“This thing has wheels,” and other poems, Katherine Bogen.

Meatloaf and I have beef

Is there any humiliation so great

that I’d refuse

to kneel before it?

None exist,

I have decided.

I would do anything for love.

 

Yes, even that.


Neither of us smoke

Maybe in another world,

you lay your head in my lap

and I read to you

and we split a Black & Mild.

 

I say we’re risking cancer

and you tell me, “Life is a carcinogen,”

between puffs of dark vanilla smoke.

 

When you kiss me,

my death anxiety understands

and makes itself mercifully scarce.

 

When you open my body,

I almost believe that

I’ll never die.


Soloist

An orgasm is a little death.

You killed me so many times,

I learned to do it all by myself.


The hunger and the thirst

I’m not really into feet or blood,

in general,

except there’s no part of you

I don’t want in my mouth.


The self is the world and I’m a therapist’s bedroom on a warm day in the late 90s

What if I am letting myself into

the bright beautiful room of myself?

What if I am the door and the ceiling fan,

the fluff rug, the candles and the matchsticks,

the windows without blinds,

the corner lamp, the birch wood bed frame,

the throw pillowcases with

the values and emotion wheels.

What if I am every bright, beautiful thing in

the bright, beautiful room of myself?

What if I’m the book propping open

the storm screen?

What if I’m the dimmer switch

and the heated floors?

Every single Edison bulb?

I’m the bower girl. I’m the sunny overhead.
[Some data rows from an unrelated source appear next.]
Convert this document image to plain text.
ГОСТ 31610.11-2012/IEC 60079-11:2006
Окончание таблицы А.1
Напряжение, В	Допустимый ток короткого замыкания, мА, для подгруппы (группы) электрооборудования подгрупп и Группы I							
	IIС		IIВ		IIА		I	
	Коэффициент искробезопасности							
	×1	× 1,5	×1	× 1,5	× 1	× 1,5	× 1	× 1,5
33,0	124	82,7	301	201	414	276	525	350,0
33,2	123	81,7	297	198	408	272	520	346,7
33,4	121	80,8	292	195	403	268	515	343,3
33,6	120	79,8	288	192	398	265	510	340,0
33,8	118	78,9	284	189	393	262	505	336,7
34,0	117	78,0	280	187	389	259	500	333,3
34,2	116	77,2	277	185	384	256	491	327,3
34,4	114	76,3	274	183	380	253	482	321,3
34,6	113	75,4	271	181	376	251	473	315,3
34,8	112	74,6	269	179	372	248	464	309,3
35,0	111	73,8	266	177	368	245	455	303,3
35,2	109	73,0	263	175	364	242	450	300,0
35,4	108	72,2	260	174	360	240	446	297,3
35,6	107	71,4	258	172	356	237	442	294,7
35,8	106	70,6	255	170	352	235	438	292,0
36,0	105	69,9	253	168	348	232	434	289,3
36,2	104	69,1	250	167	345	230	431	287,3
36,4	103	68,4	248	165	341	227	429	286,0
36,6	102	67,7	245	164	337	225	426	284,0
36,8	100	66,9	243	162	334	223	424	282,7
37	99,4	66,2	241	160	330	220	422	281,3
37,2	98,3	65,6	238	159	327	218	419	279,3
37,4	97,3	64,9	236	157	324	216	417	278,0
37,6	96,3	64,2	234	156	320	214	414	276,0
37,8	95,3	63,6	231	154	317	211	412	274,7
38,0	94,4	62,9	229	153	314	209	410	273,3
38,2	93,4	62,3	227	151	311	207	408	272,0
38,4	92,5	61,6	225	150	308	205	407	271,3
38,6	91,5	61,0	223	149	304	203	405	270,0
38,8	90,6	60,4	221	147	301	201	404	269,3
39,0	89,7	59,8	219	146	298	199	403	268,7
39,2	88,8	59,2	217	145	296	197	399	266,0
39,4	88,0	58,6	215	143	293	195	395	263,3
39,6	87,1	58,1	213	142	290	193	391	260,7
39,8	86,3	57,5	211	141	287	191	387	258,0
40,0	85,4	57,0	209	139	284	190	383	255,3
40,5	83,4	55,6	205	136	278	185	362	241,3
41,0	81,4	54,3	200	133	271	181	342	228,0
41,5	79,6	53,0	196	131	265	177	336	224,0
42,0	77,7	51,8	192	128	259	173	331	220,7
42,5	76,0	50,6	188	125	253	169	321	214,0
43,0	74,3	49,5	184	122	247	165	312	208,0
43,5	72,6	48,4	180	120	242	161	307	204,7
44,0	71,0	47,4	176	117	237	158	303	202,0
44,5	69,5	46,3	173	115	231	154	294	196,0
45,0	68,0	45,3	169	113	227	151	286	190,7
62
The guard dog and the concierge.

The wall mounted telephone and the Bop-It

and the piano keys.

So bright.

I am.

So beautiful.


This thing has wheels

When it snows, I think about you

and the violence of your bicycle.


Accidental sadism still counts

You turned me into a masochist

without an ounce of intentional sadism.

 

I’m not sure if that means we were doomed

or meant to be.

Katherine Bogen is a PhD student in Clinical Psychology at the University of Nebraska-Lincoln. She is affiliated with the Violence Intervention for Survivors of Trauma and Abuse (VISTA) Lab (DiLillo) & the Women, Immunity, and Sexual Health (WISH) Lab (Lorenz). Katie works at the intersections of violence prevention and human sexuality research, and is interested in the development, facilitation, and robust evaluation of intervention programs designed to assuage posttraumatic sexual symptoms.